Petrouchka ballet dansé par Noureev


Petrouchka ballet Noureev

Musique : Stravinski - Livret de Stravinski et Alexandre Benois, également auteur des décors et costumes - Chorégraphie : Mikhail Fokine

Crée le 13 juin 1911 au Théâtre du Châtelet, par Nijinski, Karsavina, Orlov et Cecchetti. Rudolf Noureev a dansé pour la première fois le rôle de Petrouchka, le 24 octobre 1963 avec le Royal Ballet. Ce personnage populaire russe, qu’il marque de sa forte personnalité, compte parmi ses plus émouvantes compositions. On n’oubliera pas l’image expressive de ses mains gantées serrant son visage pathétique, maquillé de blanc, sous un bonnet de pitre.
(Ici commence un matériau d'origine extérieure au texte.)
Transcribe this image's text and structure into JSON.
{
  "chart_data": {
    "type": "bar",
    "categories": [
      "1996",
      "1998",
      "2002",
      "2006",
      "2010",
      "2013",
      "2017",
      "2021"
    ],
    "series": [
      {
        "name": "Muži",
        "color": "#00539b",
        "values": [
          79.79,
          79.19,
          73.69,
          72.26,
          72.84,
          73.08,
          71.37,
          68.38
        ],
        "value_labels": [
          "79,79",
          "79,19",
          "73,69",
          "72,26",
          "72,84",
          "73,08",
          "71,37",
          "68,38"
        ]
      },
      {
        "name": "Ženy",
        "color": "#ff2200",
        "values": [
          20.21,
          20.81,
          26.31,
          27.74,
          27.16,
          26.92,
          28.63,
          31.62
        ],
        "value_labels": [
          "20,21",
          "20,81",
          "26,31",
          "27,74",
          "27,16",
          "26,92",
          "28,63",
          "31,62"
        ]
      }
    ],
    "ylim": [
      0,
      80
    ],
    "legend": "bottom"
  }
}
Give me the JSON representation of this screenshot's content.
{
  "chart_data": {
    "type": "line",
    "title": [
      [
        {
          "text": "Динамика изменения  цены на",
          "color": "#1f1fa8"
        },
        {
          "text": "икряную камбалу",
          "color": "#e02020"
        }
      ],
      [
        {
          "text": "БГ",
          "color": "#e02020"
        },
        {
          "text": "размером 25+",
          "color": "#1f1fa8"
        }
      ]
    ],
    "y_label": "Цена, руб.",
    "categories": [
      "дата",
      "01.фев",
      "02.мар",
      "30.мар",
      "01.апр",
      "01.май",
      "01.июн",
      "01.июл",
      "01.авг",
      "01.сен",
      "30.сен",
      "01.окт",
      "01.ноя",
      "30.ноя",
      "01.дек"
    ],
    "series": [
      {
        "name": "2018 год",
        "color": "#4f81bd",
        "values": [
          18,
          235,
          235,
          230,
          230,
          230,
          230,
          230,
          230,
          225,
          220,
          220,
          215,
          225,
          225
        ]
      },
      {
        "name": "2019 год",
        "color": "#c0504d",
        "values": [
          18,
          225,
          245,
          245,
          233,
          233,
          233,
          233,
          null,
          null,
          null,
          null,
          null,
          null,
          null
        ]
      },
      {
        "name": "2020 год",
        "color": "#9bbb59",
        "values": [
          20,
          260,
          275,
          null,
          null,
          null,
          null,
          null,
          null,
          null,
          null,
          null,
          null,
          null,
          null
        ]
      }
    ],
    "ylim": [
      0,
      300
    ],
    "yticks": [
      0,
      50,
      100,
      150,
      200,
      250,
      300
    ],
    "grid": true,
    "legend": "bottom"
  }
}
Il le dansera tout au long de sa carrière, dans le monde entier, notamment à l’Opéra de Paris en 1972, 73 et 75, avec Noëlla Pontois et Charles Jude (Yves-André Hubert les filmera pour Antenne 2 qui diffusera le ballet le 27 décembre 1976)) puis à New-York et Chicago avec le Joffrey Ballet, en 1979 et 1980, dansant au même programme en hommage à Diaghilev « Le Spectre de la Rose » de Fokine et « L’Après midi d’un Faune » de Nijinski, (le spectacle sera intégralement filmé à Nashville en 1980).

Rudolf Noureev effectuera de longues tournées avec ce même programme et le Ballet de Nancy, en 1982, notamment au Théâtre du Châtelet là où le ballet fut crée par Nijinski- puis à Florence et Londres, dans toute l’Amérique Latine en 1983, à Nancy en 1984 et 1986, au Festival d’Edimbourg en 1987. Rudolf Noureev a incarné Petrouchka pour la dernière fois à Naples avec le Ballet du San Carlo le 15 décembre 1990. L’action se situe en 1830 à Saint-Pétersbourg pendant les fêtes de Mardi Gras. Un vieux charlatan attire la foule vers sa baraque foraine où d’un coup de baguette il donne vie à trois marionnettes : le timide Petrouchka amoureux de la Poupée, une coquette qui lui préfère un Maure stupide. Petrouchka souffre de n’être qu’un simple pantin qui ne peut exprimer son amour comme un humain. Il se révolte contre son rival qui, furieux, le poursuit et lui fend le crane d’un coup de cimeterre au grand effroi de la foule. Le vieux charlatan rassure le public en montrant que Petrouchka n’est qu’un pantin de chiffon. Il le traîne comme un mort, lorsque épouvanté il voit Petrouchka (ou son l’âme, l’âme du peuple russe ?) le narguer au dessus de la baraque, avant de s’effondrer pitoyablement en se balançant dans le vide, sans vie. Héros populaire comme Pierrot en France, Petrouchka touche le public par sa sensibilité, son amour malheureux et le sentiment de sa condition qui le désespère, manipulé par un charlatan, qui l’oblige à jouer ce triste rôle.